Il caso giudiziario di cui è stato protagonista lo scrittore Massimo Carlotto è durato dal 1976 al 2004 e ha coinvolto 85 giudici che hanno emesso sette sentenze. Sono state esaminate cinquanta perizie. Due revisioni del processo si sono concluse con esiti opposti.

Un’eccezione eccezionale

È un caso estremo ma anche rappresentativo, perché in tanti anni ci sono state decisioni contraddittorie, prove ignorate e poi smarrite, indicazioni della Corte costituzionale disattese e, addirittura, un cortocircuito giuridico dovuto alle differenze tra vecchio e nuovo Codice di procedura penale entrato in vigore il 24 ottobre 1989. Parlando di questa vicenda, nel 1993, Gian Domenico Pisapia, avvocato, giurista, presidente della commissione che ha elaborato l’attuale Codice di procedura penale e difensore dello stesso Carlotto, scrisse: «Non ci si può sottrarre, a questo punto, a un’amara considerazione. Assai spesso nella storia giudiziaria, il destino di un uomo e di un’intera famiglia resta legato a una serie di fattori imponderabili, fra i quali si annida, insidiosamente, anche l’errore umano». Michele Curato, presidente della Corte d’assise di Venezia nel 1990 definì il caso Carlotto «un’eccezione eccezionale».

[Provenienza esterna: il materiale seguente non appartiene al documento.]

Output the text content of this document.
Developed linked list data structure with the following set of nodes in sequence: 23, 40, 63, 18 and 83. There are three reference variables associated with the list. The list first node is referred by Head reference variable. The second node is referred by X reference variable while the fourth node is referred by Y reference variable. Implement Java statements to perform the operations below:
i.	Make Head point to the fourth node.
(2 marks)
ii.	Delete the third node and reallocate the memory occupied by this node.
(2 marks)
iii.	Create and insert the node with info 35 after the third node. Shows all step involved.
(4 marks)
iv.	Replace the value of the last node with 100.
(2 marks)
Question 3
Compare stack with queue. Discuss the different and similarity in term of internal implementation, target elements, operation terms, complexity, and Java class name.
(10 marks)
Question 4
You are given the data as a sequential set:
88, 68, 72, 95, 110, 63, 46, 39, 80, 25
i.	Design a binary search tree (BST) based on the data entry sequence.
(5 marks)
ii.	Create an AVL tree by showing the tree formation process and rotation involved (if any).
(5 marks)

Massimo Carlotto, accusato di omicidio, venne prima assolto, quindi condannato a 18 anni di carcere nel processo d’appello e la sentenza venne confermata dalla Corte di cassazione, diventando definitiva. I suoi difensori presentarono però richiesta di revisione del processo – procedura eccezionale ma prevista dal Codice in caso vengano presentate nuove prove – e la richiesta venne accolta dalla Corte di cassazione, come prevedeva il vecchio Codice di procedura penale in vigore fino al 1989. Si svolse quindi il processo di revisione, che però non si concluse con una decisione perché i giudici non sapevano a quale Codice penale attenersi per emettere la sentenza: se quello vecchio oppure quello nuovo. Dovette intervenire la Corte costituzionale a dare istruzioni con una propria sentenza, che avrebbe dovuto permettere la conclusione del processo.

Ma il tempo passato impedì la ricomposizione del collegio giudicante e ci fu quindi un nuovo processo, che si concluse nuovamente con una condanna a 18 anni di carcere. La Corte di cassazione confermò la sentenza. La vicenda si concluse l’8 aprile 1993, quando il Presidente della Repubblica Oscar Luigi Scalfaro concesse la grazia a Carlotto. Ma per capire le sue tortuosità è indispensabile riassumere il fatto di cronaca da cui partì e le indagini che seguirono.

I fatti

L’omicidio per cui sarebbe stato condannato Carlotto avvenne il pomeriggio del 20 gennaio 1976 in via Faggin 27 a Padova, in una villetta bifamiliare non lontano dalla stazione ferroviaria. Intorno alle 17:45 Margherita Magello, 24 anni, laureanda in Lingue, era al telefono con l’amica Silvia Rigotti quando sentì suonare alla porta. Disse all’amica: «Sarà mia madre» e andò ad aprire. Silvia Rigotti sentì Margherita dire a qualcuno: «Non so… se vuole ritornare…» Poi la ragazza tornò al telefono e disse all’amica: «Silvia, è una cosa lunga, ti richiamo.»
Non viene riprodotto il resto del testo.